Joel Simon has had more friends murdered than I have friends.Such is the burden of the executive director of the Committee to Protect Journalists, an organisation that promotes press freedom worldwide. As recent events painfully illustrate, journalism can be a dangerous vocation. ‘Murder, after all,’ Simon writes, ‘is the ultimate form of censorship.’
The New Censorship catalogues the harassment, imprisonment, and violence borne by journalists around the world in a seemingly endless battle for control of ideas. Simon takes us from Pakistan, to the Philippines, to Putin’s Russia. He is a journalist by trade, and in large part this book reads accordingly: like a horrific collage of editorial coverage of the murder of colleagues. The method is appropriate. The anecdotes form a persuasive platform from which to sell the cause of press freedom.
The book was written between 2011 and 2013. I am not sure whether this is perfect or tragic timing. In the year or so since, many of the core issues that it addresses have magnified in importance and gained a new prominence in the public consciousness.

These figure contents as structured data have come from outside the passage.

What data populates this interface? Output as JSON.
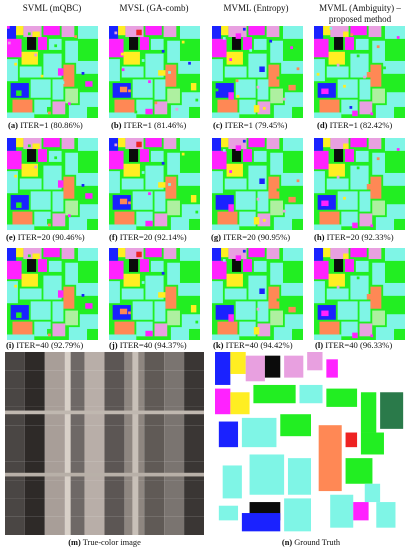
{
  "columns": [
    {
      "title": "SVML (mQBC)"
    },
    {
      "title": "MVSL (GA-comb)"
    },
    {
      "title": "MVML (Entropy)"
    },
    {
      "title": "MVML (Ambiguity) – proposed method"
    }
  ],
  "rows": [
    {
      "captions": [
        {
          "letter": "(a)",
          "text": "ITER=1 (80.86%)"
        },
        {
          "letter": "(b)",
          "text": "ITER=1 (81.46%)"
        },
        {
          "letter": "(c)",
          "text": "ITER=1 (79.45%)"
        },
        {
          "letter": "(d)",
          "text": "ITER=1 (82.42%)"
        }
      ]
    },
    {
      "captions": [
        {
          "letter": "(e)",
          "text": "ITER=20 (90.46%)"
        },
        {
          "letter": "(f)",
          "text": "ITER=20 (92.14%)"
        },
        {
          "letter": "(g)",
          "text": "ITER=20 (90.95%)"
        },
        {
          "letter": "(h)",
          "text": "ITER=20 (92.33%)"
        }
      ]
    },
    {
      "captions": [
        {
          "letter": "(i)",
          "text": "ITER=40 (92.79%)"
        },
        {
          "letter": "(j)",
          "text": "ITER=40 (94.37%)"
        },
        {
          "letter": "(k)",
          "text": "ITER=40 (94.42%)"
        },
        {
          "letter": "(l)",
          "text": "ITER=40 (96.33%)"
        }
      ]
    }
  ],
  "bottom": {
    "truecolor_caption": {
      "letter": "(m)",
      "text": "True-color image"
    },
    "groundtruth_caption": {
      "letter": "(n)",
      "text": "Ground Truth"
    }
  },
  "palette": {
    "background_map": "#0b0b0b",
    "green": "#22ee22",
    "cyan": "#7ff5e6",
    "blue": "#1a22ff",
    "magenta": "#ff22ff",
    "orange": "#ff8855",
    "yellow": "#ffee22",
    "pink": "#e8a0e0",
    "darkgreen": "#2a7a4a",
    "red": "#ee2222",
    "lightgreen": "#aef0a0"
  }
}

Take the critique of what Simon terms the ‘democratators’: a generation of popularly elected autocrats. Putin is taken to task for meagre government responses to the murder of journalists. The justice that did come is characterised as ‘nothing more than a crude political calculation’. Recently, we have seen more crude calculation in the annexation of Crimea and the invasion of Ukraine. When MH17 was shot down, the international community struggled to get access to the crash site. While Russian-backed media obfuscated, Putin denied his country’s responsibility, and nearly copped a shirt-fronting. Although Simon focuses on the position of journalists, the substance of his critique can be directed to the broader conduct of faux-democracies. Although Simon’s call to ‘expose the democratators’ is nothing new, it is timely.